Toya Takashi, Nakajima Yujiro, Hara Konan, Kaito Satoshi, Nishida Tetsuya, Uchida Naoyuki, Shingai Naoki, Takeda Wataru, Ozawa Yukiyasu, Tanaka Masatsugu, Yoshihara Satoshi, Katayama Yuta, Eto Tetsuya, Sawa Masashi, Ota Shuichi, Ohigashi Hiroyuki, Takada Satoru, Kataoka Keisuke, Kanda Junya, Fukuda Takahiro, Ogata Masao, Taguchi Ayumi, Atsuta Yoshiko
Hematology Division Tokyo Metropolitan Komagome Hospital Tokyo Japan.
Department of Radiological Sciences Komazawa University Graduate School Setagaya Japan.
EJHaem. 2025 Aug 9;6(4):e70117. doi: 10.1002/jha2.70117. eCollection 2025 Aug.
Clinically significant cytomegalovirus infection (csCMVi) and non-relapse mortality (NRM) remain serious concerns after allogeneic hematopoietic stem cell transplantation (HSCT), but subpopulations with heterogeneous treatment effects (HTEs) is unclear. Although machine learning (ML) algorithms have recently been applied to HSCT, the methodology has not been well elucidated.
We developed a ML algorithm which combined weighting procedures and left-truncated and right-censored trees based on classification and regression tree algorithms to fit survival data with time-varying covariates and competing risks comprehensively. The Japanese large-scale registry data were applied to the algorithm to explore subpopulations with HTEs of csCMVi and NRM after HSCT. Its performance was evaluated by comparing their c-indices with those of the conventional Fine-Gray model.

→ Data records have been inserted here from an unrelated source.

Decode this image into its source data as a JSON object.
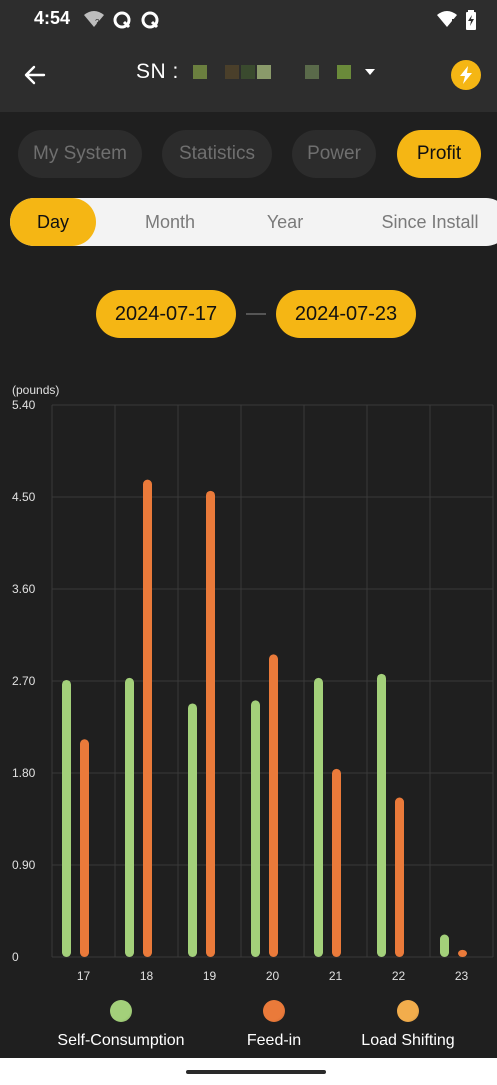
{
  "status_bar": {
    "time": "4:54"
  },
  "header": {
    "sn_label": "SN :",
    "redacted_colors": [
      "#6b7f3f",
      "#2d2d2d",
      "#4a3f2a",
      "#3a4a2e",
      "#8a9a6a",
      "#2d2d2d",
      "#2d2d2d",
      "#5a6a4a",
      "#2d2d2d",
      "#6a8a3a"
    ]
  },
  "tabs": [
    {
      "label": "My System",
      "active": false
    },
    {
      "label": "Statistics",
      "active": false
    },
    {
      "label": "Power",
      "active": false
    },
    {
      "label": "Profit",
      "active": true
    }
  ],
  "periods": [
    {
      "label": "Day",
      "active": true
    },
    {
      "label": "Month",
      "active": false
    },
    {
      "label": "Year",
      "active": false
    },
    {
      "label": "Since Install",
      "active": false
    }
  ],
  "date_range": {
    "start": "2024-07-17",
    "end": "2024-07-23"
  },
  "legend": [
    {
      "label": "Self-Consumption",
      "color": "#a3d07a"
    },
    {
      "label": "Feed-in",
      "color": "#ea7a3a"
    },
    {
      "label": "Load Shifting",
      "color": "#f2ad4c"
    }
  ],
  "chart_data": {
    "type": "bar",
    "ylabel": "(pounds)",
    "ylim": [
      0,
      5.4
    ],
    "yticks": [
      "5.40",
      "4.50",
      "3.60",
      "2.70",
      "1.80",
      "0.90",
      "0"
    ],
    "categories": [
      "17",
      "18",
      "19",
      "20",
      "21",
      "22",
      "23"
    ],
    "series": [
      {
        "name": "Self-Consumption",
        "color": "#a3d07a",
        "values": [
          2.71,
          2.73,
          2.48,
          2.51,
          2.73,
          2.77,
          0.22
        ]
      },
      {
        "name": "Feed-in",
        "color": "#ea7a3a",
        "values": [
          2.13,
          4.67,
          4.56,
          2.96,
          1.84,
          1.56,
          0.07
        ]
      },
      {
        "name": "Load Shifting",
        "color": "#f2ad4c",
        "values": [
          0,
          0,
          0,
          0,
          0,
          0,
          0
        ]
      }
    ],
    "grid": true
  }
}
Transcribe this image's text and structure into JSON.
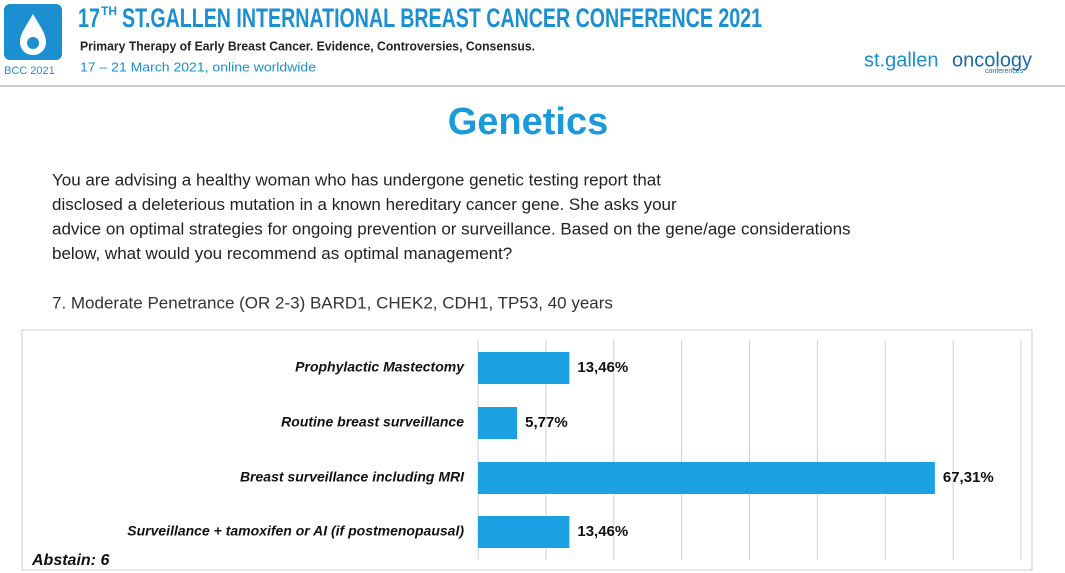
{
  "header": {
    "logo_text": "BCC 2021",
    "title_number": "17",
    "title_suffix": "TH",
    "title": "ST.GALLEN INTERNATIONAL BREAST CANCER CONFERENCE 2021",
    "subtitle": "Primary Therapy of Early Breast Cancer. Evidence, Controversies, Consensus.",
    "dates": "17 – 21 March 2021, online worldwide",
    "brand_left": "st.gallen",
    "brand_right": "oncology",
    "brand_small": "conferences"
  },
  "slide": {
    "heading": "Genetics",
    "question_lines": [
      "You are advising a healthy woman who has undergone genetic testing report that",
      "disclosed a deleterious mutation in a known hereditary cancer gene.  She asks your",
      "advice on optimal strategies for ongoing prevention or surveillance. Based on the gene/age considerations",
      "below, what would you recommend as optimal  management?"
    ],
    "item": "7. Moderate Penetrance (OR 2-3) BARD1, CHEK2, CDH1, TP53, 40 years"
  },
  "chart_data": {
    "type": "hbar",
    "categories": [
      "Prophylactic Mastectomy",
      "Routine breast surveillance",
      "Breast surveillance including MRI",
      "Surveillance + tamoxifen or AI (if postmenopausal)"
    ],
    "values": [
      13.46,
      5.77,
      67.31,
      13.46
    ],
    "value_labels": [
      "13,46%",
      "5,77%",
      "67,31%",
      "13,46%"
    ],
    "color": "#1ba1e2",
    "xlim": [
      0,
      80
    ],
    "xticks": [
      0,
      10,
      20,
      30,
      40,
      50,
      60,
      70,
      80
    ],
    "grid": true,
    "annotation": "Abstain: 6"
  }
}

A total of 10,480 patients were divided into training (75%) and test (25%) cohorts; the training cohort was used to develop the ML model. Using the model, patient CMV-seropositivity, patient age, and acute graft-versus-host disease were identified as important predictors of csCMVi. In addition, the patients were successfully classified by the estimated cumulative incidence of csCMVi, which varied from 22.7% at 0.5 year to 82.7%. This model also depicts interpretable survival trees in various settings. Similarly, the patients can be also classified based on the estimated 3-year NRM, which varied from 8.0% to 48.5%. C-indices of the ML and the Fine-Gray model using the test cohort showed comparable performance.

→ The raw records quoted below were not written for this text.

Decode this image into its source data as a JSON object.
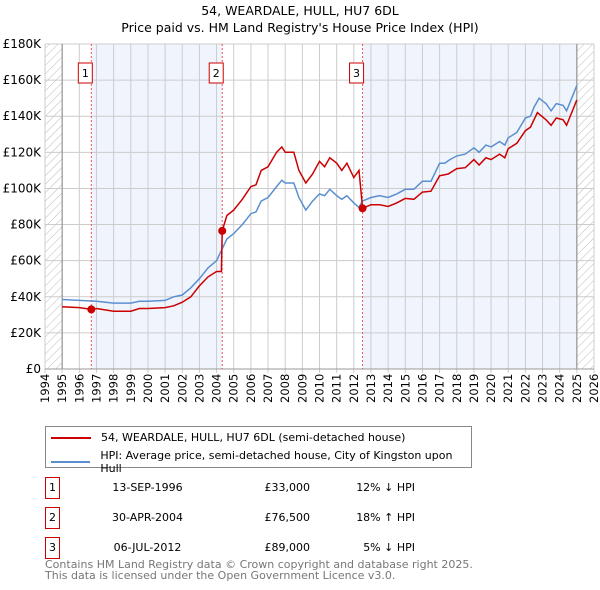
{
  "chart_data": {
    "type": "line",
    "title": "54, WEARDALE, HULL, HU7 6DL",
    "subtitle": "Price paid vs. HM Land Registry's House Price Index (HPI)",
    "xlim": [
      1994,
      2026
    ],
    "ylim": [
      0,
      180000
    ],
    "x_ticks": [
      "1994",
      "1995",
      "1996",
      "1997",
      "1998",
      "1999",
      "2000",
      "2001",
      "2002",
      "2003",
      "2004",
      "2005",
      "2006",
      "2007",
      "2008",
      "2009",
      "2010",
      "2011",
      "2012",
      "2013",
      "2014",
      "2015",
      "2016",
      "2017",
      "2018",
      "2019",
      "2020",
      "2021",
      "2022",
      "2023",
      "2024",
      "2025",
      "2026"
    ],
    "y_ticks": [
      {
        "v": 0,
        "label": "£0"
      },
      {
        "v": 20000,
        "label": "£20K"
      },
      {
        "v": 40000,
        "label": "£40K"
      },
      {
        "v": 60000,
        "label": "£60K"
      },
      {
        "v": 80000,
        "label": "£80K"
      },
      {
        "v": 100000,
        "label": "£100K"
      },
      {
        "v": 120000,
        "label": "£120K"
      },
      {
        "v": 140000,
        "label": "£140K"
      },
      {
        "v": 160000,
        "label": "£160K"
      },
      {
        "v": 180000,
        "label": "£180K"
      }
    ],
    "grid": true,
    "series": [
      {
        "name": "54, WEARDALE, HULL, HU7 6DL (semi-detached house)",
        "color": "#cc0000",
        "x": [
          1995,
          1996,
          1996.7,
          1997,
          1998,
          1999,
          1999.5,
          2000,
          2001,
          2001.5,
          2002,
          2002.5,
          2003,
          2003.5,
          2004,
          2004.28,
          2004.33,
          2004.6,
          2005,
          2005.5,
          2006,
          2006.3,
          2006.6,
          2007,
          2007.5,
          2007.8,
          2008,
          2008.5,
          2008.8,
          2009.2,
          2009.6,
          2010,
          2010.3,
          2010.6,
          2011,
          2011.3,
          2011.6,
          2012,
          2012.3,
          2012.51,
          2013,
          2013.5,
          2014,
          2014.5,
          2015,
          2015.5,
          2016,
          2016.5,
          2017,
          2017.5,
          2018,
          2018.5,
          2019,
          2019.3,
          2019.7,
          2020,
          2020.5,
          2020.8,
          2021,
          2021.5,
          2022,
          2022.3,
          2022.7,
          2023.2,
          2023.5,
          2023.8,
          2024.2,
          2024.4,
          2024.7,
          2025
        ],
        "y": [
          34500,
          34000,
          33000,
          33500,
          32000,
          32000,
          33500,
          33500,
          34000,
          35000,
          37000,
          40000,
          46000,
          51000,
          54000,
          54000,
          76500,
          85000,
          88000,
          94000,
          101000,
          102000,
          110000,
          112000,
          120000,
          123000,
          120000,
          120000,
          110000,
          103000,
          108000,
          115000,
          112000,
          117000,
          114000,
          110000,
          114000,
          106000,
          110000,
          89000,
          91000,
          91000,
          90000,
          92000,
          94500,
          94000,
          98000,
          98500,
          107000,
          108000,
          111000,
          111500,
          116000,
          113000,
          117000,
          116000,
          119000,
          117000,
          122000,
          125000,
          132000,
          134000,
          142000,
          138000,
          135000,
          139000,
          138000,
          135000,
          142000,
          149000
        ]
      },
      {
        "name": "HPI: Average price, semi-detached house, City of Kingston upon Hull",
        "color": "#5b8fd0",
        "x": [
          1995,
          1996,
          1997,
          1998,
          1999,
          1999.5,
          2000,
          2001,
          2001.5,
          2002,
          2002.5,
          2003,
          2003.5,
          2004,
          2004.3,
          2004.6,
          2005,
          2005.5,
          2006,
          2006.3,
          2006.6,
          2007,
          2007.5,
          2007.8,
          2008,
          2008.5,
          2008.8,
          2009.2,
          2009.6,
          2010,
          2010.3,
          2010.6,
          2011,
          2011.3,
          2011.6,
          2012,
          2012.3,
          2012.5,
          2013,
          2013.5,
          2014,
          2014.5,
          2015,
          2015.5,
          2016,
          2016.5,
          2017,
          2017.3,
          2017.6,
          2018,
          2018.5,
          2019,
          2019.3,
          2019.7,
          2020,
          2020.5,
          2020.8,
          2021,
          2021.5,
          2022,
          2022.3,
          2022.5,
          2022.8,
          2023.2,
          2023.5,
          2023.8,
          2024.2,
          2024.4,
          2024.7,
          2025
        ],
        "y": [
          38500,
          38000,
          37500,
          36500,
          36500,
          37500,
          37500,
          38000,
          40000,
          41000,
          45000,
          50000,
          56000,
          60000,
          66000,
          72000,
          75000,
          80000,
          86000,
          87000,
          93000,
          95000,
          101000,
          104500,
          103000,
          103000,
          95000,
          88000,
          93000,
          97000,
          96000,
          99500,
          96000,
          94000,
          96000,
          92000,
          89500,
          93000,
          95000,
          96000,
          95000,
          97000,
          99500,
          99500,
          104000,
          104000,
          114000,
          114000,
          116000,
          118000,
          119000,
          122500,
          120000,
          124000,
          123000,
          126000,
          124000,
          128000,
          131000,
          139000,
          140000,
          145000,
          150000,
          147000,
          143000,
          147000,
          146000,
          143000,
          150000,
          157000
        ]
      }
    ],
    "sales": [
      {
        "n": "1",
        "x": 1996.7,
        "y": 33000,
        "date": "13-SEP-1996",
        "price": "£33,000",
        "hpi": "12% ↓ HPI"
      },
      {
        "n": "2",
        "x": 2004.33,
        "y": 76500,
        "date": "30-APR-2004",
        "price": "£76,500",
        "hpi": "18% ↑ HPI"
      },
      {
        "n": "3",
        "x": 2012.51,
        "y": 89000,
        "date": "06-JUL-2012",
        "price": "£89,000",
        "hpi": "5% ↓ HPI"
      }
    ],
    "data_range": [
      1995,
      2025
    ],
    "legend_placement": "bottom"
  },
  "footer": {
    "line1": "Contains HM Land Registry data © Crown copyright and database right 2025.",
    "line2": "This data is licensed under the Open Government Licence v3.0."
  }
}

A reliable, explainable, and interpretable ML model was developed to explore subpopulations with HTEs of csCMVi and NRM after HSCT. : The authors have confirmed clinical trial registration is not needed for this submission.

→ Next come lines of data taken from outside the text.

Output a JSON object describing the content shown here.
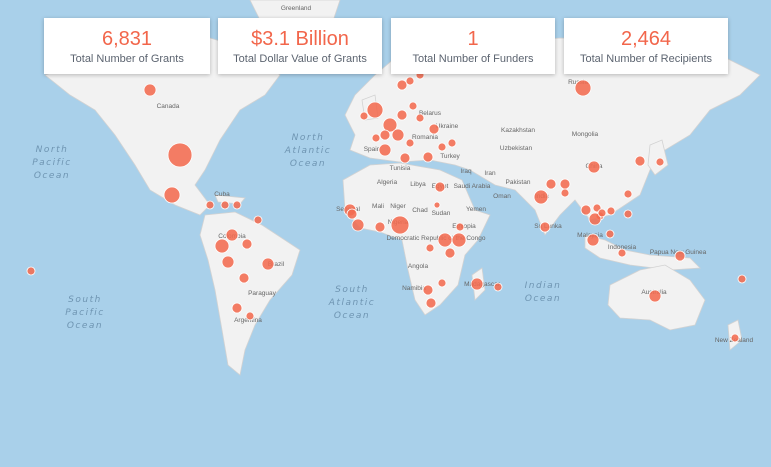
{
  "kpis": [
    {
      "value": "6,831",
      "label": "Total Number of Grants"
    },
    {
      "value": "$3.1 Billion",
      "label": "Total Dollar Value of Grants"
    },
    {
      "value": "1",
      "label": "Total Number of Funders"
    },
    {
      "value": "2,464",
      "label": "Total Number of Recipients"
    }
  ],
  "oceans": {
    "north_pacific": [
      "North",
      "Pacific",
      "Ocean"
    ],
    "north_atlantic": [
      "North",
      "Atlantic",
      "Ocean"
    ],
    "south_atlantic": [
      "South",
      "Atlantic",
      "Ocean"
    ],
    "south_pacific": [
      "South",
      "Pacific",
      "Ocean"
    ],
    "indian": [
      "Indian",
      "Ocean"
    ]
  },
  "countries": {
    "greenland": "Greenland",
    "canada": "Canada",
    "cuba": "Cuba",
    "colombia": "Colombia",
    "brazil": "Brazil",
    "paraguay": "Paraguay",
    "argentina": "Argentina",
    "spain": "Spain",
    "belarus": "Belarus",
    "ukraine": "Ukraine",
    "romania": "Romania",
    "turkey": "Turkey",
    "russia": "Russia",
    "kazakhstan": "Kazakhstan",
    "mongolia": "Mongolia",
    "uzbekistan": "Uzbekistan",
    "china": "China",
    "tunisia": "Tunisia",
    "algeria": "Algeria",
    "libya": "Libya",
    "egypt": "Egypt",
    "iraq": "Iraq",
    "iran": "Iran",
    "saudi_arabia": "Saudi Arabia",
    "oman": "Oman",
    "pakistan": "Pakistan",
    "india": "India",
    "mali": "Mali",
    "niger": "Niger",
    "chad": "Chad",
    "sudan": "Sudan",
    "yemen": "Yemen",
    "ethiopia": "Ethiopia",
    "drc": "Democratic Republic of the Congo",
    "angola": "Angola",
    "namibia": "Namibia",
    "madagascar": "Madagascar",
    "sri_lanka": "Sri Lanka",
    "malaysia": "Malaysia",
    "indonesia": "Indonesia",
    "papua_new_guinea": "Papua New Guinea",
    "australia": "Australia",
    "new_zealand": "New Zealand",
    "senegal": "Senegal",
    "nigeria": "Nigeria"
  },
  "colors": {
    "bubble": "#f26b50",
    "kpi_value": "#f2664b",
    "ocean": "#a9d0ea",
    "land": "#f2f2f2"
  }
}
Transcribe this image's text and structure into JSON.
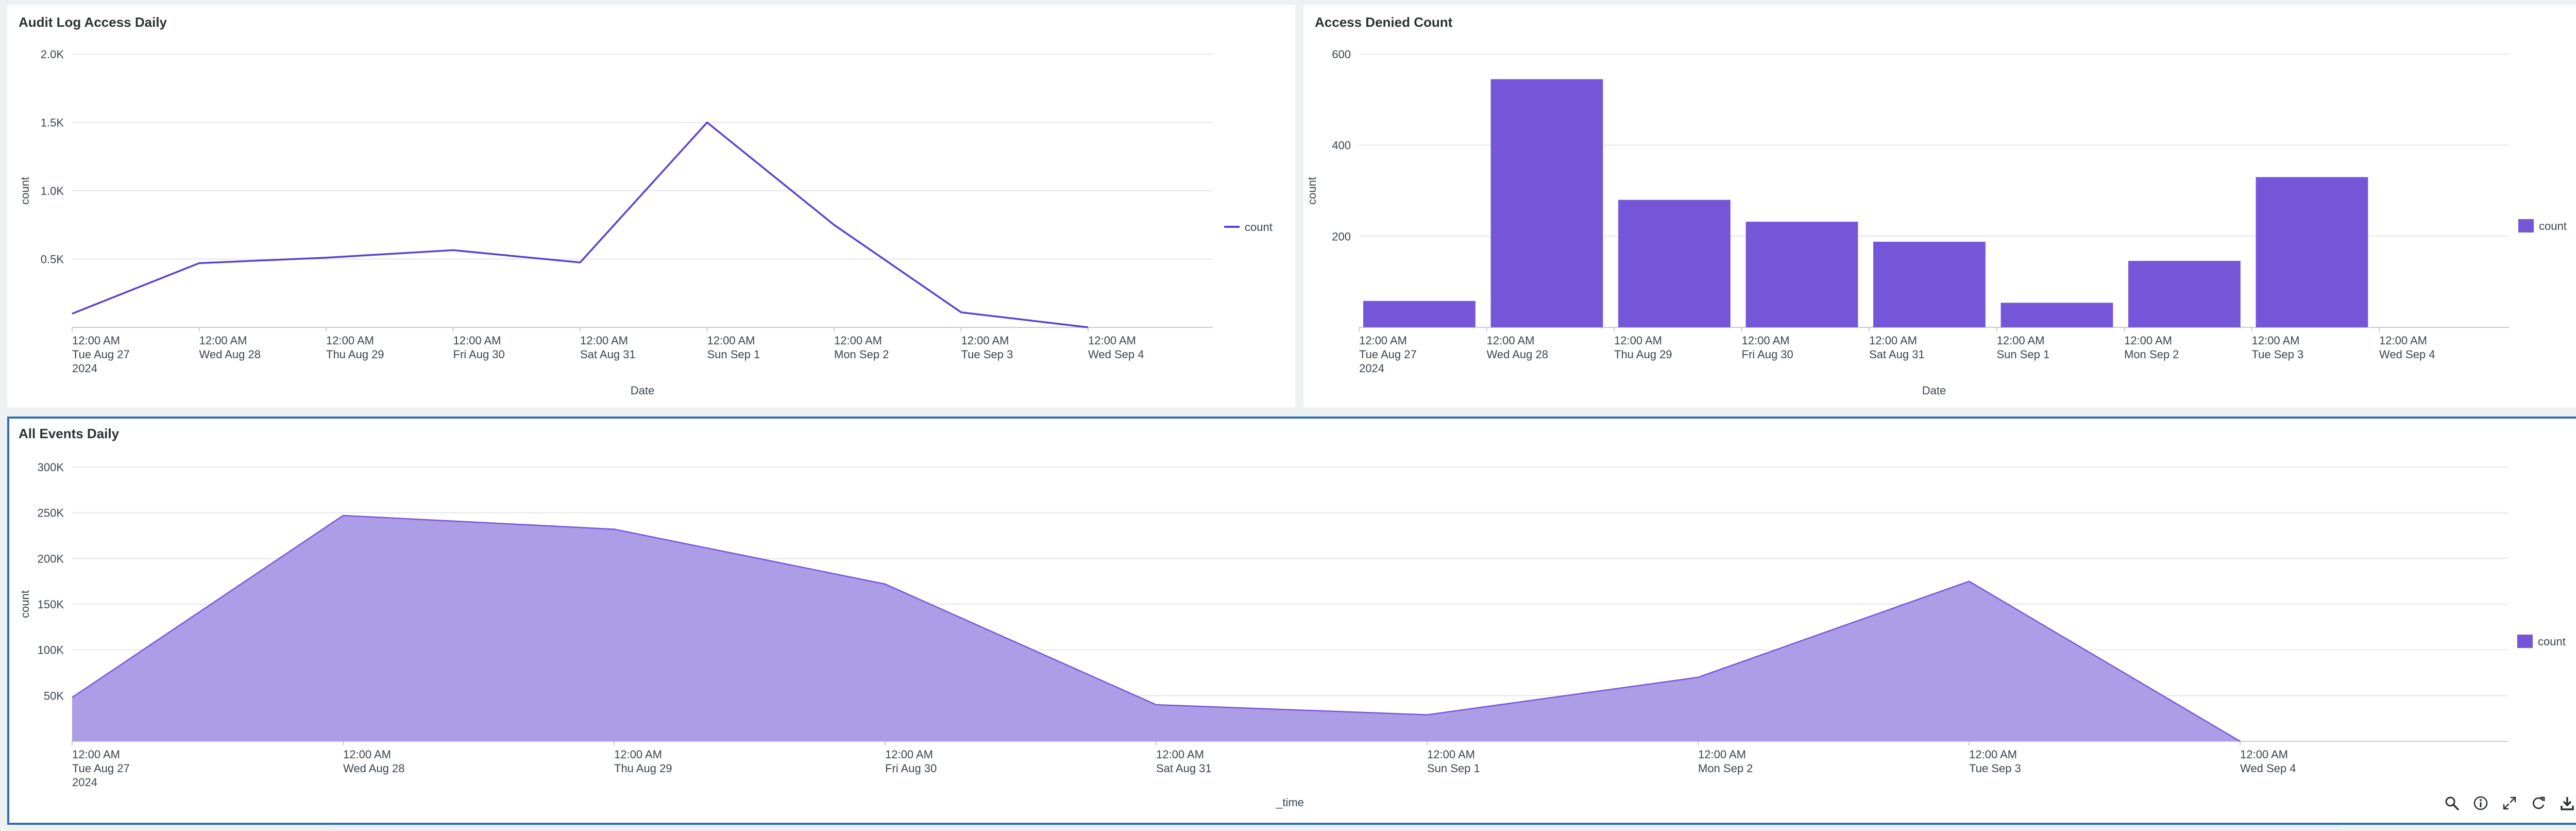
{
  "panels": [
    {
      "id": "audit-log",
      "title": "Audit Log Access Daily",
      "chart_data": {
        "type": "line",
        "x": [
          "12:00 AM|Tue Aug 27|2024",
          "12:00 AM|Wed Aug 28",
          "12:00 AM|Thu Aug 29",
          "12:00 AM|Fri Aug 30",
          "12:00 AM|Sat Aug 31",
          "12:00 AM|Sun Sep 1",
          "12:00 AM|Mon Sep 2",
          "12:00 AM|Tue Sep 3",
          "12:00 AM|Wed Sep 4"
        ],
        "series": [
          {
            "name": "count",
            "values": [
              100,
              470,
              510,
              565,
              475,
              1500,
              750,
              110,
              0
            ]
          }
        ],
        "xlabel": "Date",
        "ylabel": "count",
        "ylim": [
          0,
          2000
        ],
        "yticks": [
          {
            "v": 500,
            "label": "0.5K"
          },
          {
            "v": 1000,
            "label": "1.0K"
          },
          {
            "v": 1500,
            "label": "1.5K"
          },
          {
            "v": 2000,
            "label": "2.0K"
          }
        ],
        "grid": true,
        "legend": "right",
        "color": "#5a3fd6"
      }
    },
    {
      "id": "access-denied",
      "title": "Access Denied Count",
      "chart_data": {
        "type": "bar",
        "categories": [
          "12:00 AM|Tue Aug 27|2024",
          "12:00 AM|Wed Aug 28",
          "12:00 AM|Thu Aug 29",
          "12:00 AM|Fri Aug 30",
          "12:00 AM|Sat Aug 31",
          "12:00 AM|Sun Sep 1",
          "12:00 AM|Mon Sep 2",
          "12:00 AM|Tue Sep 3",
          "12:00 AM|Wed Sep 4"
        ],
        "series": [
          {
            "name": "count",
            "values": [
              58,
              545,
              280,
              232,
              188,
              54,
              146,
              330,
              0
            ]
          }
        ],
        "xlabel": "Date",
        "ylabel": "count",
        "ylim": [
          0,
          600
        ],
        "yticks": [
          {
            "v": 200,
            "label": "200"
          },
          {
            "v": 400,
            "label": "400"
          },
          {
            "v": 600,
            "label": "600"
          }
        ],
        "grid": true,
        "legend": "right",
        "color": "#7656d8"
      }
    },
    {
      "id": "all-events",
      "title": "All Events Daily",
      "chart_data": {
        "type": "area",
        "x": [
          "12:00 AM|Tue Aug 27|2024",
          "12:00 AM|Wed Aug 28",
          "12:00 AM|Thu Aug 29",
          "12:00 AM|Fri Aug 30",
          "12:00 AM|Sat Aug 31",
          "12:00 AM|Sun Sep 1",
          "12:00 AM|Mon Sep 2",
          "12:00 AM|Tue Sep 3",
          "12:00 AM|Wed Sep 4"
        ],
        "series": [
          {
            "name": "count",
            "values": [
              48000,
              247000,
              232000,
              172000,
              40000,
              29000,
              70000,
              175000,
              0
            ]
          }
        ],
        "xlabel": "_time",
        "ylabel": "count",
        "ylim": [
          0,
          300000
        ],
        "yticks": [
          {
            "v": 50000,
            "label": "50K"
          },
          {
            "v": 100000,
            "label": "100K"
          },
          {
            "v": 150000,
            "label": "150K"
          },
          {
            "v": 200000,
            "label": "200K"
          },
          {
            "v": 250000,
            "label": "250K"
          },
          {
            "v": 300000,
            "label": "300K"
          }
        ],
        "grid": true,
        "legend": "right",
        "color": "#7656d8",
        "fill": "#ad9ce6"
      }
    }
  ],
  "toolbar": {
    "icons": [
      "search-icon",
      "info-icon",
      "expand-icon",
      "refresh-icon",
      "download-icon"
    ]
  }
}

在异基因造血干细胞移植(HSCT)后,具有临床意义的巨细胞病毒感染(csCMVi)和非复发死亡率(NRM)仍然是严重问题,但具有异质性治疗效果(HTEs)的亚群尚不清楚。尽管机器学习(ML)算法最近已应用于HSCT,但其方法尚未得到充分阐明。
我们开发了一种ML算法,该算法基于分类和回归树算法,结合加权程序以及左截断和右删失树,以全面拟合具有随时间变化的协变量和竞争风险的生存数据。将日本大规模登记数据应用于该算法,以探索HSCT后csCMVi和NRM的HTEs亚群。通过将其c指数与传统的Fine-Gray模型的c指数进行比较来评估其性能。
总共10480名患者被分为训练组(75%)和测试组(25%);训练组用于开发ML模型。使用该模型,患者的CMV血清阳性、患者年龄和急性移植物抗宿主病被确定为csCMVi的重要预测因素。此外,根据csCMVi的估计累积发病率成功地对患者进行了分类,其从0.5年时的22.7%到82.7%不等。该模型还描绘了各种情况下可解释的生存树。同样,患者也可以根据估计的3年NRM进行分类,其从8.0%到48.5%不等。使用测试组的ML和Fine-Gray模型的c指数显示出可比的性能。
开发了一种可靠、可解释且具有可解释性的ML模型,以探索HSCT后csCMVi和NRM的HTEs亚群。作者已确认本提交不需要临床试验注册。